I casi avrebbero potuto giustificare il mantenimento della politica zero-Covid con il congresso dell’ottobre 2022 tenuto dal Partito Comunista Cinese, ma le rigide misure di controllo, i lockdown e i test di massa hanno finito per alimentare la tensione pubblica, sfociata in manifestazioni in numerose città verso la fine del 2022.
Una riapertura offuscata dall’incertezza
Secondo le previsioni la riapertura della Cina sarà positiva per i consumi, ma il suo impatto sarà graduale e limitato.
La rapida diffusione dei contagi e l’immunità di gregge dovrebbero contribuire alla normalizzazione dell’economia nel 2° trimestre 2023. Sebbene il contagio stia riducendo l’offerta di manodopera disponibile – influenzando così l’attività produttiva e logistica – dovremmo assistere a una normalizzazione in questo settore.
La ripresa dei consumi nel 2023 sarà graduale. Si osserva che il reddito disponibile è lento nella ripresa, i risparmi delle famiglie rimangono elevati (40,3% del PIL nel 3 trimestre 2022), e la ricchezza netta è in calo. Inoltre, il crescente tasso disoccupazione – soprattutto quello giovanile ancora molto elevato – peserà sui consumi. Anche il livello di debito delle famiglie va tenuto in considerazione: è raddoppiato rispetto a dieci anni fa (62% del PIL nel 2022 rispetto al 30% nel 2012), limitando le possibilità di consumo tramite leva finanziaria.
Tuttavia è ancora possibile che i consumi beneficino di stimoli fiscali. Il governo ha richiesto “stabilità” quest’anno e si è impegnato per dare priorità al consumo domestico e ad aumentare il reddito individuale. Le misure di stimolo ai consumi, come i voucher, potrebbero dare un impulso più forte alla spesa delle famiglie.
Infine, gli investimenti continueranno ad essere un freno alla crescita quest’anno, soprattutto nel settore immobiliare. Malgrado si preveda che il settore dell’edilizia abitativa si stabilizzerà gradualmente dato il crescente sostegno politico, la crescita degli investimenti infrastrutturali potrebbe essere più debole.
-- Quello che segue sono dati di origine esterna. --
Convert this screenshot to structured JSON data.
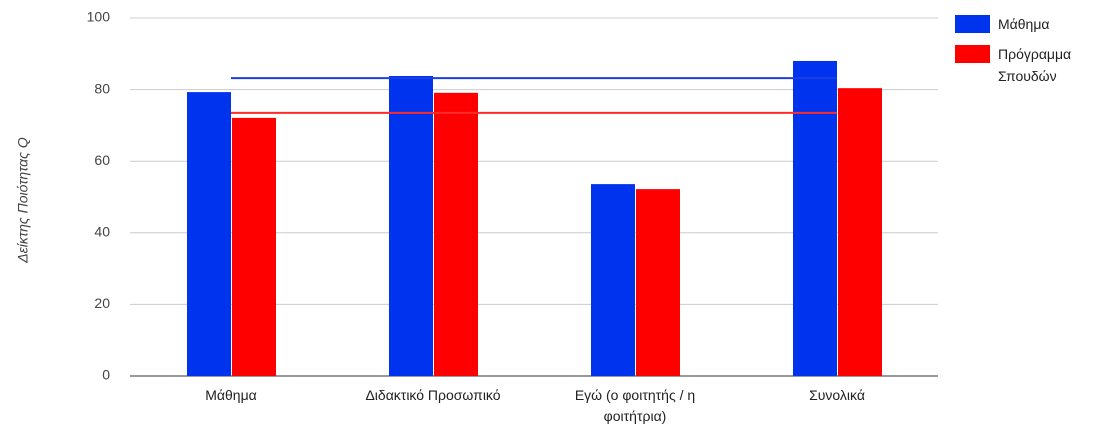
{
  "chart_data": {
    "type": "bar",
    "y_label": "Δείκτης Ποιότητας Q",
    "categories": [
      "Μάθημα",
      "Διδακτικό Προσωπικό",
      "Εγώ (ο φοιτητής / η φοιτήτρια)",
      "Συνολικά"
    ],
    "series": [
      {
        "name": "Μάθημα",
        "color": "#0033ee",
        "values": [
          79.3,
          83.8,
          53.6,
          88.0
        ]
      },
      {
        "name": "Πρόγραμμα Σπουδών",
        "color": "#ff0000",
        "values": [
          72.1,
          79.1,
          52.2,
          80.4
        ]
      }
    ],
    "reference_lines": [
      {
        "color": "#1b3fe0",
        "values": [
          83.2,
          83.2,
          83.2,
          83.2
        ]
      },
      {
        "color": "#ff2a2a",
        "values": [
          73.5,
          73.5,
          73.5,
          73.5
        ]
      }
    ],
    "ylim": [
      0,
      100
    ],
    "yticks": [
      0,
      20,
      40,
      60,
      80,
      100
    ],
    "grid": true
  }
}
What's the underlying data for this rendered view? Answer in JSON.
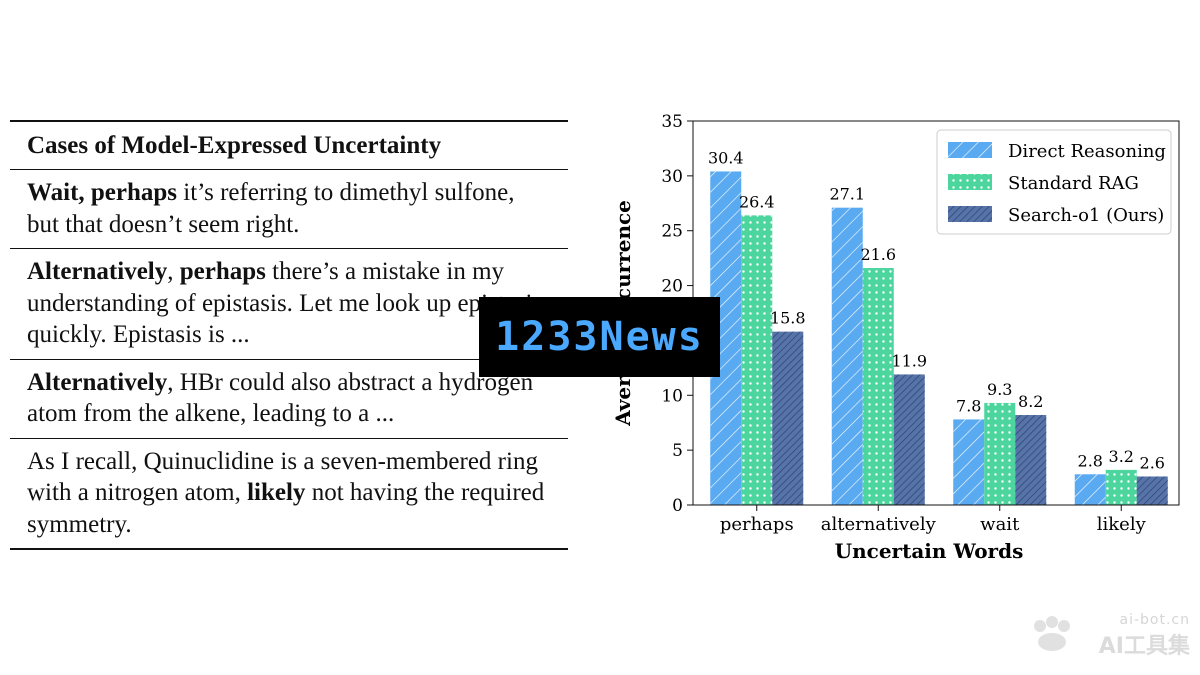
{
  "table": {
    "header": "Cases of Model-Expressed Uncertainty",
    "rows": [
      [
        {
          "t": "Wait, perhaps",
          "b": true
        },
        {
          "t": " it’s referring to dimethyl sulfone, but that doesn’t seem right.",
          "b": false
        }
      ],
      [
        {
          "t": "Alternatively",
          "b": true
        },
        {
          "t": ", ",
          "b": false
        },
        {
          "t": "perhaps",
          "b": true
        },
        {
          "t": " there’s a mistake in my understanding of epistasis. Let me look up epistasis quickly. Epistasis is ...",
          "b": false
        }
      ],
      [
        {
          "t": "Alternatively",
          "b": true
        },
        {
          "t": ", HBr could also abstract a hydrogen atom from the alkene, leading to a ...",
          "b": false
        }
      ],
      [
        {
          "t": "As I recall, Quinuclidine is a seven-membered ring with a nitrogen atom, ",
          "b": false
        },
        {
          "t": "likely",
          "b": true
        },
        {
          "t": " not having the required symmetry.",
          "b": false
        }
      ]
    ]
  },
  "chart_data": {
    "type": "bar",
    "title": "",
    "xlabel": "Uncertain Words",
    "ylabel": "Average Occurrence",
    "ylim": [
      0,
      35
    ],
    "yticks": [
      "0",
      "5",
      "10",
      "15",
      "20",
      "25",
      "30",
      "35"
    ],
    "categories": [
      "perhaps",
      "alternatively",
      "wait",
      "likely"
    ],
    "series": [
      {
        "name": "Direct Reasoning",
        "values": [
          30.4,
          27.1,
          7.8,
          2.8
        ],
        "labels": [
          "30.4",
          "27.1",
          "7.8",
          "2.8"
        ],
        "color": "#5aaaf2",
        "pattern": "diagonal-hatch"
      },
      {
        "name": "Standard RAG",
        "values": [
          26.4,
          21.6,
          9.3,
          3.2
        ],
        "labels": [
          "26.4",
          "21.6",
          "9.3",
          "3.2"
        ],
        "color": "#4dd59e",
        "pattern": "dots"
      },
      {
        "name": "Search-o1 (Ours)",
        "values": [
          15.8,
          11.9,
          8.2,
          2.6
        ],
        "labels": [
          "15.8",
          "11.9",
          "8.2",
          "2.6"
        ],
        "color": "#5674a8",
        "pattern": "dense-diagonal-hatch"
      }
    ],
    "legend_position": "top-right",
    "grid": false
  },
  "overlay": {
    "banner": "1233News",
    "watermark_url": "ai-bot.cn",
    "watermark_name": "AI工具集",
    "banner_color": "#4aa8ff"
  }
}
Alla luce delle prospettive globali, è improbabile che le aziende orientate all’esportazione investano in capacità produttive.
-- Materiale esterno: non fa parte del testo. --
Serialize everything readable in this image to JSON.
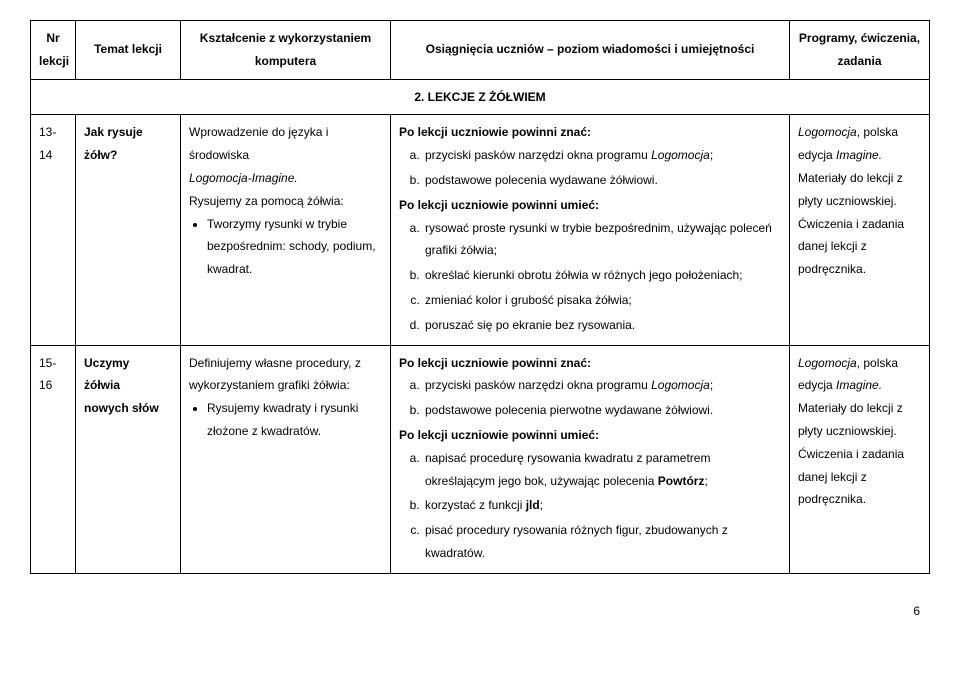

“Le conseguenze causate dal Covid-19 sono state decisamente impattanti dal punto di vista economico e sociale e tutti i Paesi ne hanno risentito. L’indebolimento del mercato occupazionale e delle prospettive esterne sono solo alcuni esempi di difficoltà che la Cina, hub iniziale di questa pandemia, ha vissuto” – commenta Ernesto de Martinis, Ceo di Coface in Italia e Head of Strategy Regione Mediterraneo & Africa. “Il Paese sta continuando a vivere una situazione di incertezza che prevediamo inizi a migliorare nel corso del 2023 anche se, secondo i nostri studi, l’inevitabile trend di ritorno alla normalità sarà piuttosto lento e progressivo.”